The American alligator is an important study organism due to its ecological and economic importance and its temperature-dependent sex determination system which makes it especially susceptible to environmental contamination during development. The mechanisms responsible for temperature-dependent sex determination are not well-understood in any of the numerous species with this mode of sex determination.
Expression of aromatase, the enzyme that produces estrogen, has been hypothesized to be a master regulator of sex-biased gene expression in developing alligator embryos (Lance 2009). This is due to the ability of estrogen exposure to cause sex reversal in embryos incubated at male-producing temperature (Bull et al. 1988) and its extreme sex-biased expression in embryonic gonads after TSP (Gabriel et al. 2001). While much work is currently being performed to determine the pathway that allows aromatase expression to vary with temperature (Parrott et al. 2014; Yatsu et al. 2015; McCoy et al. 2016), less attention has been paid to the question of which genes estrogen regulates during sexual development in the American alligator or how estrogen regulates them despite its pivotal role early in embryonic sexual differentiation in alligator.
In this paper, we hypothesized that estrogen regulates gene expression in developing American alligator embryos through the same mechanism by which it is known to do so in humans, and that this mechanism can explain much of the female-biased gene expression that occurs after the temperature-sensitive period. Using the latest model of estrogen regulation of gene expression and CTCF-mediated chromatin looping in humans, we predicted the regions of the American alligator genome that are most likely to be under estrogenic regulation of gene expression. We then determined which genes have sex-biased expression in three tissues of developing alligator embryos at three different developmental time-points using RNA-sequencing to measure gene expression. We found strong support for our hypothesis based on the fact that genes contained in our predicted estrogen-responsive genomic regions are significantly more likely to show female-biased expression in the post-TSP gonads. Our results provide new evidence for Lance’s hypothesis that aromatase and its production of estrogen are a major driver of sex-biased gene expression in TSD in the American alligator (Lance 2009). Finally, we show that despite the different roles of estrogenic regulation of gene expression in sexual development between humans and alligators, much of the underlying mechanism responsible for estrogen regulation of gene expression is conserved between these two species.

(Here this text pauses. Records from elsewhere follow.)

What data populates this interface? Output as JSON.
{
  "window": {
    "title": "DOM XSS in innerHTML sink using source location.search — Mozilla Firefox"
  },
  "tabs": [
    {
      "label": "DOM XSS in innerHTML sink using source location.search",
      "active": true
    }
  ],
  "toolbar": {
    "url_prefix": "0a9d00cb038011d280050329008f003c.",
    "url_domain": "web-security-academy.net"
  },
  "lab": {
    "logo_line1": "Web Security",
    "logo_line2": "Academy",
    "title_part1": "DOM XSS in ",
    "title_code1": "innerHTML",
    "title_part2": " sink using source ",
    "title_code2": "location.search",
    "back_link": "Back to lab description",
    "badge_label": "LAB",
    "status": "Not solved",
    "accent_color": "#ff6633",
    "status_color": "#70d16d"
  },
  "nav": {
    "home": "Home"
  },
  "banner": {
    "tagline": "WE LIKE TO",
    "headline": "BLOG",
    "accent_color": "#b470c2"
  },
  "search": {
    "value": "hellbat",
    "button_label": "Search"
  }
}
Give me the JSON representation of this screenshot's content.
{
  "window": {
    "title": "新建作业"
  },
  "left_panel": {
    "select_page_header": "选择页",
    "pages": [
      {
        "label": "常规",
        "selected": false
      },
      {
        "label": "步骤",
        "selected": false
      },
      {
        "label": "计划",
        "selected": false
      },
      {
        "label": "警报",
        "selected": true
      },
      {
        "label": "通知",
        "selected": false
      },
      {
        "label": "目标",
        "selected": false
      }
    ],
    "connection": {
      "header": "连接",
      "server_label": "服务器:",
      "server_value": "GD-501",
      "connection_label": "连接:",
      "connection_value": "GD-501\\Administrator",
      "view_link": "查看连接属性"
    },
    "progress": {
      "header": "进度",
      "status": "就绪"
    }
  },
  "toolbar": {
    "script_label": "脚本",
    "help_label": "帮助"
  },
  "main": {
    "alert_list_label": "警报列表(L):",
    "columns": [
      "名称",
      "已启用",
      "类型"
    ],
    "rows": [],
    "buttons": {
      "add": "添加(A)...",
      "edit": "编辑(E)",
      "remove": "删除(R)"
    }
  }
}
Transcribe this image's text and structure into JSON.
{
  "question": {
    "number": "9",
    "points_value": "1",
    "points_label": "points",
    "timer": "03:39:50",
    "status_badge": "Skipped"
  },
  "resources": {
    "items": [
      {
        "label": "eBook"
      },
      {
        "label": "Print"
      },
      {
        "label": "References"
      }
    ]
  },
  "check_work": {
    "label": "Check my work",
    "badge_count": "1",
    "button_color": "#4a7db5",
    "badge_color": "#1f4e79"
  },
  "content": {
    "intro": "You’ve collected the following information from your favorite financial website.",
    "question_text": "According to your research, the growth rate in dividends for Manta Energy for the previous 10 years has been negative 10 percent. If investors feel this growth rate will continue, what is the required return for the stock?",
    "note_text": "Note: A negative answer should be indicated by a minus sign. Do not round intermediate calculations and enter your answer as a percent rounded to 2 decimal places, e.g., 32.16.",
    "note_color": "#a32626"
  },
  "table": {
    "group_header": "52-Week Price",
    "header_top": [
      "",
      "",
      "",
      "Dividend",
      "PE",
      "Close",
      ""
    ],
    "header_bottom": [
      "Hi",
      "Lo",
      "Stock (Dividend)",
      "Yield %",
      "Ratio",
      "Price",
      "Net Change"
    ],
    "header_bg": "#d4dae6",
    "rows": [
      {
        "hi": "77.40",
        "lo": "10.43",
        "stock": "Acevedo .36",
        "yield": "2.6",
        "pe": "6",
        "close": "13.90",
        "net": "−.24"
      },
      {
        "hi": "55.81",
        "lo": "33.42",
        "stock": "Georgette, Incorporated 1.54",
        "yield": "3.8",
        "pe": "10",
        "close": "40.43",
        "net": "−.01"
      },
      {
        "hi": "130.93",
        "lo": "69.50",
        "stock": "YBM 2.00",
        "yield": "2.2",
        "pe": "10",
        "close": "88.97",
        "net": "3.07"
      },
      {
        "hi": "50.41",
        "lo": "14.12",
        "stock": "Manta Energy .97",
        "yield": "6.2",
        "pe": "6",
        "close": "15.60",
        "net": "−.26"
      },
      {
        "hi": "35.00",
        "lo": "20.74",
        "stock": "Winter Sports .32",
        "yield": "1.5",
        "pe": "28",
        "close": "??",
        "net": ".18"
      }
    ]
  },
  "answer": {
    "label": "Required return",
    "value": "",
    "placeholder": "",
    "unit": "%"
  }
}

Although our study does not fully elucidate the downstream effects of female-biased gene expression caused by estrogen signaling in the post-TSP gonads, WNT4’s female-biased expression and presence in a predicted estrogen-sensitive region provide a possible explanation for some of these effects. In mammals, WNT4 expression prevents the formation of male-specific vasculature by preventing migration of endothelial and steroidogenic cells from mesonephros tissues to gonads (Jeays-Ward et al. 2003). It performs this action through upregulation of follistatin (Yao et al. 2004). FST, the gene coding for follistatin, is among the genes we find to have female-biased expression in the post-TSP alligator gonad, suggesting that FST may be among the genes indirectly regulated by estrogen signaling after the temperature-sensitive period. Furthermore, WNT4 promotes expression of aromatase in mammals (Boyer et al. 2010). If the same is true in post-TSP embryonic alligator gonads, WNT4 and aromatase may cooperate through a feed-forward mechanism in which estrogen promotes the expression of WNT4 and WNT4 promotes the expression of aromatase, which then creates more estrogen.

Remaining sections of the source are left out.